The industry of human resources is ripe for innovation. Historically, it's been very focused on simply fulfilling large numbers of job applicants to employers and less focused on the quality or type of job applicant. It's also a very transactional space and
most are challenged with how to get it, "right."

Project Entrepreneur spoke with Georgene Huang, CEO and Co-Founder of The company aims to improve the workplace and lives of women by helping them get the inside scoop on pay, corporate culture, benefits and work flexibility. It also offers company ratings, job listings, discussion boards and career advice. Huang talked about how she plans to flip the world of human resources on its head and more.

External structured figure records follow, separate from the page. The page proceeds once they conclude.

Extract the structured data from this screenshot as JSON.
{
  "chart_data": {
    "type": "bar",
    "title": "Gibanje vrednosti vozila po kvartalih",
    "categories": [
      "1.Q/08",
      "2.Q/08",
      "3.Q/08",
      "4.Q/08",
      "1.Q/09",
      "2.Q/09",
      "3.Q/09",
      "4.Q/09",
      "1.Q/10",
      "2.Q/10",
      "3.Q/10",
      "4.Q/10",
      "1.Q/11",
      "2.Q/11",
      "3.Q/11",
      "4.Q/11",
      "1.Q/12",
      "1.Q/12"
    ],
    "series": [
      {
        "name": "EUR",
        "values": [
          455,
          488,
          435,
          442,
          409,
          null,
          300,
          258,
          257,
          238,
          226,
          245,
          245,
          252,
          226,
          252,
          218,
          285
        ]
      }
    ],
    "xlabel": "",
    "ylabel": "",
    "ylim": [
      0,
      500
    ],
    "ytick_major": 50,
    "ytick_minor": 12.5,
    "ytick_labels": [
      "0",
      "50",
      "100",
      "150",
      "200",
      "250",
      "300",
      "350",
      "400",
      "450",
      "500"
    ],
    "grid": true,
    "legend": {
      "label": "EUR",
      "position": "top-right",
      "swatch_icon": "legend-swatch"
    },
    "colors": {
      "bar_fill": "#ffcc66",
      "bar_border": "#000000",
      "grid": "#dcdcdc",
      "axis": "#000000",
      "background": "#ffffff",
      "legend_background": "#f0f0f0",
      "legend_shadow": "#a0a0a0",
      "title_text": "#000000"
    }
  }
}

Project Entrepreneur: What inspired you to start your business?
Huang: It was born from a personal experience I had while job-searching and two months pregnant. I was an executive, looking for jobs and not telling people in my interviews that I was pregnant. I wanted to ask about maternity leave policies, how much face time there was at a company and whether there were women and other mothers in senior management. Even in 2015, I felt that asking these questions outright was taboo, and meant risking negative judgement even though I was -- and remain -- incredibly career oriented.

What's been the biggest challenge you've faced so far?
In a startup, I believe there are so many potential distractions and so little time to get everything done. Therefore, I think the biggest challenge for me is not to get distracted by things that aren't really important at the end of the day. We try to keep our business KPIs very simple and clear and reinforce them to the team all the time so as not to lose sight of what matters.

What's been the greatest reward?
I've been fortunate to start a company that has a social mission to improve the workplace for women, which is in itself very fulfilling. However, what I didn't foresee as clearly was the added benefit of being able to recruit a team of colleagues who are also attracted to our social mission. That creates a common goal beyond business success and survival that has made a huge difference in terms of culture and day-to-day office camaraderie.

What's one piece of advice you'd give to another entrepreneur just starting out?
I think you have to be realistic about your odds and understand that it's not about being perfect, but about adjusting, being flexible and getting back up after any failures come your way. There are a lot of unexpected twists and turns in an entrepreneur's life and you have to be prepared or mentally ready for that reality.